The ancient Hawaiians and their vast system of fish ponds are one of the foremost examples of successful fish farming in the world. Royal fishponds and ancient walled fish traps were part of the everyday landscape of old Hawaii.  When Captain James Cook reached Hawaii in 1778, there were approximately 360 fishponds producing almost two million pounds of fish per year. uhh.hawaii

The coastal fishponds and their resources were the exclusive property of the district chief and were not a major economic resource to the general population, who were prohibited by kapu from fishing, collecting seaweed, or polluting the pond. 
Joseph Farber

Commoners, especially women, were seldom in the vicinity of royal fishponds. There was little advantage for commoners to live near a pond for fear of breaking the kapu.  (Kapu means forbidden, though it also carries the meanings of sacred, consecrated, or holy.  In ancient Hawaii, kapu refers to the ancient system of laws and regulations.  An offense that was kapu was often a corporal offense, but also often denoted a threat to spiritual power, or theft of “mana.”  Kapus were strictly enforced. Breaking one, even unintentionally, often meant immediate death.)  Possibly after abandonment of the kapu system in the early nineteenth century did the population concentrate more around these ponds because the resources became available to them. www.nps.gov

By 1985 only seven ponds remained in use.

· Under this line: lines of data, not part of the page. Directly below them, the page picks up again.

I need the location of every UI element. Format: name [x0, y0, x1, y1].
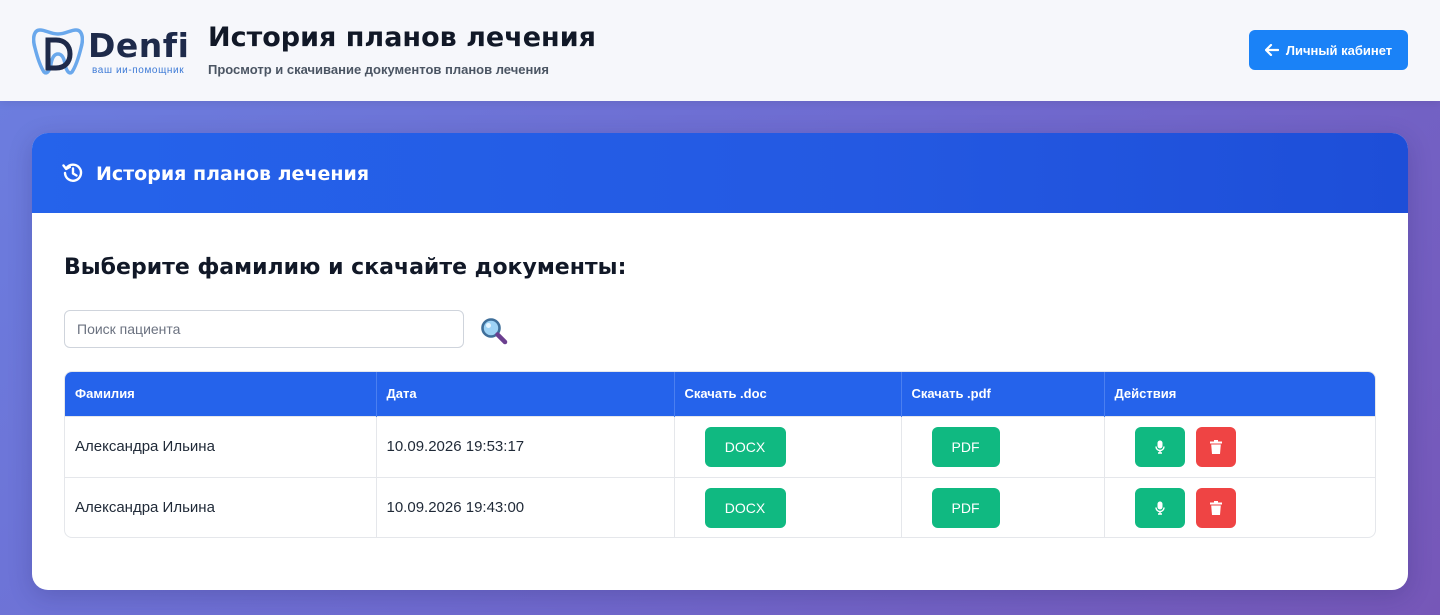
history-icon: [62, 163, 83, 182]
top-header: Denfi ваш ии-помощник История планов леч…: [0, 0, 1440, 101]
microphone-icon: [1154, 501, 1165, 515]
pdf-cell: PDF: [901, 476, 1105, 537]
column-header-download-pdf: Скачать .pdf: [901, 372, 1105, 416]
tooth-logo-icon: [32, 28, 84, 75]
date-cell: 10.09.2026 19:43:00: [376, 476, 675, 537]
actions-cell: [1104, 415, 1375, 477]
trash-icon: [1209, 500, 1222, 515]
patient-name-cell: Александра Ильина: [65, 476, 377, 537]
column-header-date: Дата: [376, 372, 675, 416]
pdf-cell: PDF: [901, 415, 1105, 477]
logo-tagline: ваш ии-помощник: [92, 65, 185, 76]
card-header: История планов лечения: [32, 133, 1408, 213]
column-header-download-doc: Скачать .doc: [674, 372, 902, 416]
magnifier-icon: [481, 318, 508, 345]
card-title: История планов лечения: [96, 163, 370, 185]
download-docx-button[interactable]: DOCX: [704, 487, 786, 528]
delete-button[interactable]: [1195, 426, 1236, 467]
denfi-logo[interactable]: Denfi ваш ии-помощник: [32, 24, 192, 78]
download-docx-button[interactable]: DOCX: [704, 426, 786, 467]
patient-search-input[interactable]: [64, 310, 464, 348]
download-pdf-button[interactable]: PDF: [931, 487, 1000, 528]
doc-cell: DOCX: [674, 415, 902, 477]
doc-cell: DOCX: [674, 476, 902, 537]
logo-wordmark: Denfi: [88, 26, 190, 65]
personal-cabinet-button[interactable]: Личный кабинет: [1249, 30, 1408, 70]
actions-cell: [1104, 476, 1375, 537]
page-subtitle: Просмотр и скачивание документов планов …: [208, 62, 549, 77]
table-row: Александра Ильина 10.09.2026 19:43:00 DO…: [65, 476, 1375, 537]
record-audio-button[interactable]: [1134, 426, 1185, 467]
search-button[interactable]: [479, 316, 509, 346]
download-pdf-button[interactable]: PDF: [931, 426, 1000, 467]
history-table: Фамилия Дата Скачать .doc Скачать .pdf Д…: [64, 371, 1376, 538]
arrow-left-icon: [1264, 44, 1279, 56]
table-row: Александра Ильина 10.09.2026 19:53:17 DO…: [65, 415, 1375, 477]
history-card: История планов лечения Выберите фамилию …: [32, 133, 1408, 590]
patient-name-cell: Александра Ильина: [65, 415, 377, 477]
delete-button[interactable]: [1195, 487, 1236, 528]
table-header-row: Фамилия Дата Скачать .doc Скачать .pdf Д…: [65, 372, 1375, 416]
page-title: История планов лечения: [208, 22, 596, 53]
personal-cabinet-label: Личный кабинет: [1285, 42, 1393, 58]
date-cell: 10.09.2026 19:53:17: [376, 415, 675, 477]
column-header-actions: Действия: [1104, 372, 1375, 416]
trash-icon: [1209, 439, 1222, 454]
microphone-icon: [1154, 440, 1165, 454]
record-audio-button[interactable]: [1134, 487, 1185, 528]
section-title: Выберите фамилию и скачайте документы:: [64, 255, 627, 280]
column-header-surname: Фамилия: [65, 372, 377, 416]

It is estimated that the yields from the Hawaiian fishpond systems operating before the arrival of the Europeans would be on par with most contemporary extensive aquaculture systems; yet the traditional Hawaiian fishponds did not receive fertilization from animal or human wastes of any kind.  http://cmbc.ucsd.edu/Research/student_research/fishponds/


I have no idea how many fish ponds are in use today.  I did see notice of a recent study, supported by the National Science Foundation of a project at Scripps Institution of Oceanography, Center for Marine Biodiversity and Conservation, whose goals were “to improve upon current techniques and management practices for marine aquaculture, through a detailed study of historical techniques that were used successfully throughout the Hawaiian Islands.” http://cmbc.ucsd.edu/Research/student_research/fishponds/

nal.usda.gov

With the world's fish populations dwindling at an alarming rate, interest in aquaculture is on the rise.  From the ancient loko iʻa to the advanced aquaculture research facilities at UH Hilo, Hawaii has a long tradition of innovation in this fieldThe reemergence of the use of fish ponds may one day be an important source of ecologically sound and sustainable fish production and an important export business for the people and state of Hawaii.